PyData Yerevan 2022

Scaling Semi-Supervised Production-Grade ASR on 200 Languages
08-13, 16:15–16:55 (Asia/Yerevan), 113W PAB

Self-Supervised pretraining has been wildly successful lately, covering almost every domain: Speech, NLP, Vision. Networks, such as: Wav2Vec2, Hubert, JUST and alikes have enabled rapid development of Speech-related products. In this talk we're going to go through the end-to-end research and engineering process of production-grade self-supervised ASR in the multilingual setting. Covered topics include: Compute, Data, Scalability, Engineering for Pretraining and Downstream Tuning.

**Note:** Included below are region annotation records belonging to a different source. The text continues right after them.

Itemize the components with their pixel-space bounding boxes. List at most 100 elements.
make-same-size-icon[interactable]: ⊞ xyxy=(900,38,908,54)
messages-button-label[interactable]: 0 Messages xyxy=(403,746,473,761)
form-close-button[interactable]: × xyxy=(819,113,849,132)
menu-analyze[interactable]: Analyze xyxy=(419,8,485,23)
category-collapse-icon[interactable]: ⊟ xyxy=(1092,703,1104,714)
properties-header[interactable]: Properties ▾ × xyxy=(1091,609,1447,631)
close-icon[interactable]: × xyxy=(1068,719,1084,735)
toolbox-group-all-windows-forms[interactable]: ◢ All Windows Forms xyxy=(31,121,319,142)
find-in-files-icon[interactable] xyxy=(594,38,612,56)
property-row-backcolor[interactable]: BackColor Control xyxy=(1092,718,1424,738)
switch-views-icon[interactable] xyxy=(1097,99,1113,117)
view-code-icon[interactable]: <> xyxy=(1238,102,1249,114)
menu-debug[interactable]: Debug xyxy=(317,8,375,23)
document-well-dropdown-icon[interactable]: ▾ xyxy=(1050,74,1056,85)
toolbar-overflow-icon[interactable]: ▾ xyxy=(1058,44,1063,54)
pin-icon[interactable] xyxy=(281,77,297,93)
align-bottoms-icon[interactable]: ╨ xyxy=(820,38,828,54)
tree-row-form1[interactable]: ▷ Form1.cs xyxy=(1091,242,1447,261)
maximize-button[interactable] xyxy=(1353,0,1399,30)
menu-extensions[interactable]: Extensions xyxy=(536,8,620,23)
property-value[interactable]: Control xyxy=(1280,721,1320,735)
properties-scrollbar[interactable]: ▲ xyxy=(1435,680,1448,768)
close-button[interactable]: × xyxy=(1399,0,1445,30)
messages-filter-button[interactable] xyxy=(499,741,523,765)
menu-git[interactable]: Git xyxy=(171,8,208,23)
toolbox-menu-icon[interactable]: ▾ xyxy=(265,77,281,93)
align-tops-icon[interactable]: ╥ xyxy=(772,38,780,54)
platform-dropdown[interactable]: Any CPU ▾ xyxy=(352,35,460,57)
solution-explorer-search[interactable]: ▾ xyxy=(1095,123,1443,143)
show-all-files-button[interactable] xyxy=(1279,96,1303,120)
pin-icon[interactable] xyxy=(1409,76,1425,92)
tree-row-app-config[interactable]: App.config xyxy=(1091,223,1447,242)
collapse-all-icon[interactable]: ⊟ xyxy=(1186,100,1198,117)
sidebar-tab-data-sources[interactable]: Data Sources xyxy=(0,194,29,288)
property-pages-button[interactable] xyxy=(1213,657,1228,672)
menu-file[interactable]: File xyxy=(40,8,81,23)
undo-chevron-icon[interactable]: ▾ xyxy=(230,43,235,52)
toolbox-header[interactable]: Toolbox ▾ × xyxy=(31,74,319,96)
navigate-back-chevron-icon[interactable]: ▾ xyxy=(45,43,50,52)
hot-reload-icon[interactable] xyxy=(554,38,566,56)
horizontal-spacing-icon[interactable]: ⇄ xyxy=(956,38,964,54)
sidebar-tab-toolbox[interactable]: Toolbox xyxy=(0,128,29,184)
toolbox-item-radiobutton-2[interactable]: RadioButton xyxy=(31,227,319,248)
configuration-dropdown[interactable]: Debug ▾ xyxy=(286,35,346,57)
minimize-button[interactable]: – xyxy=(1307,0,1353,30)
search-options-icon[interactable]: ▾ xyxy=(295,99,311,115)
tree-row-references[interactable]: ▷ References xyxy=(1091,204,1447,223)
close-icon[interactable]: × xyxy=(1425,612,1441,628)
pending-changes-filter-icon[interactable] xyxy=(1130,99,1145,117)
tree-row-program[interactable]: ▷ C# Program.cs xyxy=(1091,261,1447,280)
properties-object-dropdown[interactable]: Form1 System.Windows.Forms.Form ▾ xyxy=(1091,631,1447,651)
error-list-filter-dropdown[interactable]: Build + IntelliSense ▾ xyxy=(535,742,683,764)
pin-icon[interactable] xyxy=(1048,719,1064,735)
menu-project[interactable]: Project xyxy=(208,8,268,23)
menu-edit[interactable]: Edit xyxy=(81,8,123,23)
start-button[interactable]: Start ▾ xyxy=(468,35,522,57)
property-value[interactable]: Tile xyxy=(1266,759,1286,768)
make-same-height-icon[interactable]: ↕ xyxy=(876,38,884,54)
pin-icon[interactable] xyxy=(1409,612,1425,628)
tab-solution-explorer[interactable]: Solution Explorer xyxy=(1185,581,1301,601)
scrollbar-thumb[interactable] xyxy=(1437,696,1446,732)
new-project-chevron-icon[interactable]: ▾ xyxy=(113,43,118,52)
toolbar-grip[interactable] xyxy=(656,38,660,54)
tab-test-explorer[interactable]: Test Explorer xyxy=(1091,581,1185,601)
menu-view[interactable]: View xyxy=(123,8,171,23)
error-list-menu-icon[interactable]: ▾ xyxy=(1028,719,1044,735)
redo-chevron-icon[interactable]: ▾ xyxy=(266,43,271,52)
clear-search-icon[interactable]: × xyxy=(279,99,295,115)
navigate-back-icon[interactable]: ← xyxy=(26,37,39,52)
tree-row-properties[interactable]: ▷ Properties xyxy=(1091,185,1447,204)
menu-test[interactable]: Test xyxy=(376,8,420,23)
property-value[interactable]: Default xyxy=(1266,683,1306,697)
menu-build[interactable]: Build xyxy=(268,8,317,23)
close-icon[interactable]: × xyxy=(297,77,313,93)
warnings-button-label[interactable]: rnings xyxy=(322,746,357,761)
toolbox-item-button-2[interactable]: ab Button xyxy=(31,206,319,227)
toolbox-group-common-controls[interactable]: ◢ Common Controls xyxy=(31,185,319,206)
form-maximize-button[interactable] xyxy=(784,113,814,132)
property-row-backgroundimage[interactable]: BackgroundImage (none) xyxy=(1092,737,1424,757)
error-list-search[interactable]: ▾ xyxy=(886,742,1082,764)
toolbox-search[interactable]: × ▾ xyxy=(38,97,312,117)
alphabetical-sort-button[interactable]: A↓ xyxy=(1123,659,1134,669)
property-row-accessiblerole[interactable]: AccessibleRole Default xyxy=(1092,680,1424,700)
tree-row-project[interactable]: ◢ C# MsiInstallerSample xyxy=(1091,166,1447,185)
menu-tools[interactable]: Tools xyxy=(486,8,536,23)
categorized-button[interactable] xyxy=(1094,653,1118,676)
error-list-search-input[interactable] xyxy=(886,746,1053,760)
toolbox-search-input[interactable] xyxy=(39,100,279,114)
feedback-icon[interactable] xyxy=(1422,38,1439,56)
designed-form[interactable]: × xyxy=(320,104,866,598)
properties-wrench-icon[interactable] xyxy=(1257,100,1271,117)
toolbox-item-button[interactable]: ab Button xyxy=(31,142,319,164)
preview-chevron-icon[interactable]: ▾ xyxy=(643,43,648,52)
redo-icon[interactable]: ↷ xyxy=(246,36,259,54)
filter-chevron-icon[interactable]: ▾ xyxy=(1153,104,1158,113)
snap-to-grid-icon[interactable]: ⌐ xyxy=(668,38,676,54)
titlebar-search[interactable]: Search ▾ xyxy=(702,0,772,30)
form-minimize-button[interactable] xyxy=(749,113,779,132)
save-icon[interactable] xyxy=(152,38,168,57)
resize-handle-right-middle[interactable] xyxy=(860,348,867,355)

In the difference to academic research & papers, scaling cutting edge deep learning products for production is practically another field. The entire pipeline - Data Acquisition, Network Design, Compute Acquisition and Planning, Parallel Experimentation, Pretraining, Downstream Tuning - is vastly different in the production setting. And, scaling the full pipeline on hundreds of languages require top-notch expertise and a lot of resources. In this talk, we're going to cover the entire process - from idea, to deployment in the production setting, using novel, cutting edge Deep Learning approaches. We are going to define the computational resources and their efficiency, understand secret data recipes and keys for smarter pretraining and verify the importance of parallel experimentation.


Prior Knowledge Expected

Previous knowledge expected

Luka Chkhetiani is a Deep Learning Research & Technology Lead with extensive experience in research, management, deployment, and optimization of end-to-end deep learning services in cloud and edge ecosystems.
He is responsible for Research & Technology Leadership for Unsupervised and Semi-Supervised multilingual ASR research, deployment, and optimization at AssemblyAI.